Only the drivers of the least roadworthy taxis from Asesewa town will attempt the half hour journey down the “rough road” to the Hekenofom project, and we are grateful for that. In the rainy season the rutted and pot-holed track is sometimes impassable even for the weekly market trucks, making the trip both a feat of endurance and a risk to health on foot in pursuit of essential cash income. In this part of Upper Manya Krobo district in Eastern region, Ghana the villagers are highly resilient and resourceful out of necessity.
Asesewa market is well-known in Ghana as the subject of a former Basic school textbook. Vibrant, bustling, with the simplest of infrastructure, and crucial to the economy of the area with traders from several towns in the region. Yet there is no honey on sale, no added value products made from high quality Ghanaian ingredients – coconut oil, shea and cocoa butters, baobab oil, honey and beeswax. It is our aim to enable that change.

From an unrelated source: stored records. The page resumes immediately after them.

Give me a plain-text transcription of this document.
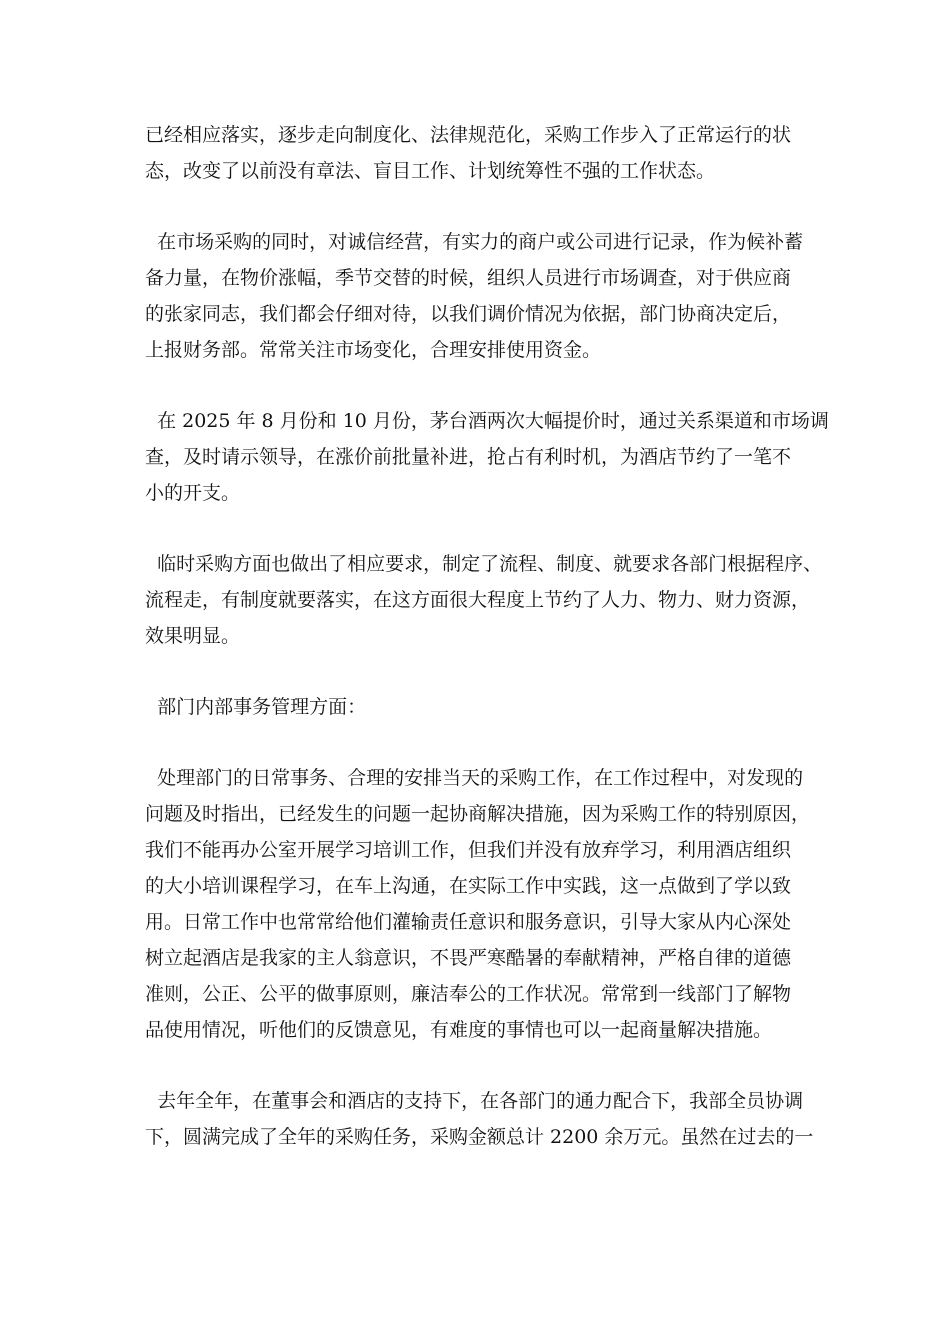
已经相应落实，逐步走向制度化、法律规范化，采购工作步入了正常运行的状
态，改变了以前没有章法、盲目工作、计划统筹性不强的工作状态。
在市场采购的同时，对诚信经营，有实力的商户或公司进行记录，作为候补蓄
备力量，在物价涨幅，季节交替的时候，组织人员进行市场调查，对于供应商
的张家同志，我们都会仔细对待，以我们调价情况为依据，部门协商决定后，
上报财务部。常常关注市场变化，合理安排使用资金。
在 2025 年 8 月份和 10 月份，茅台酒两次大幅提价时，通过关系渠道和市场调
查，及时请示领导，在涨价前批量补进，抢占有利时机，为酒店节约了一笔不
小的开支。
临时采购方面也做出了相应要求，制定了流程、制度、就要求各部门根据程序、
流程走，有制度就要落实，在这方面很大程度上节约了人力、物力、财力资源，
效果明显。
部门内部事务管理方面：
处理部门的日常事务、合理的安排当天的采购工作，在工作过程中，对发现的
问题及时指出，已经发生的问题一起协商解决措施，因为采购工作的特别原因，
我们不能再办公室开展学习培训工作，但我们并没有放弃学习，利用酒店组织
的大小培训课程学习，在车上沟通，在实际工作中实践，这一点做到了学以致
用。日常工作中也常常给他们灌输责任意识和服务意识，引导大家从内心深处
树立起酒店是我家的主人翁意识，不畏严寒酷暑的奉献精神，严格自律的道德
准则，公正、公平的做事原则，廉洁奉公的工作状况。常常到一线部门了解物
品使用情况，听他们的反馈意见，有难度的事情也可以一起商量解决措施。
去年全年，在董事会和酒店的支持下，在各部门的通力配合下，我部全员协调
下，圆满完成了全年的采购任务，采购金额总计 2200 余万元。虽然在过去的一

The community is blessed with significant areas of secondary forest, including acacias, which bees forage on avidly. As stewards of the landscape, the Hekenofom beekeeping group and their traditional Chiefs aim to balance nature with better productivity of local food crops due to increased pollination of cassava, maize, beans, pepper, okra, orange, mango, banana and plantain by honey bees. Alongside improved nutrition, uninterrupted education, affordable healthcare and other benefits can become realities with “honey money”.
With 25 new beekeepers now trained and top bar hives hung and colonised, and women waiting for training on making value-added beeswax products, so begins a story of hope for these Hekenofom beekeepers!
And so, we invite you to “bee part of their story! Join in for the Big Give Christmas Challenge from 29 November to 6 December by giving online, and see your donation doubled!
Beeswax wraps are a fantastic re-useable, eco-friendly alternative to plastic wrap! These Kitenge Beeswraps are made by the women in the Upendo wa Mama Group (“Mother’s Love”) in Tanzania. and use local kitenge cotton cloth coated with a mixture of beeswax, resin and coconut oil. Naturally anti-bacterial and waterproof, they keep food fresher for longer. They sell extremely well locally and abroad and have been used by the crew of the FlipFlopi, the world’s first world’s first recycled plastic sailing dhow which voyages on a mission to end single-use plastic across East Africa. Mama Rose explains in Swahili how to make them here!
“We cut the fabric like this (in squares). We have a tray like this. We lay it down nicely. We brush with melted pine resin, beeswax and coconut oil. We use scales to measure these accurately.”
The BeesWraps are then placed in the oven for a minute and then hung on a line to dry.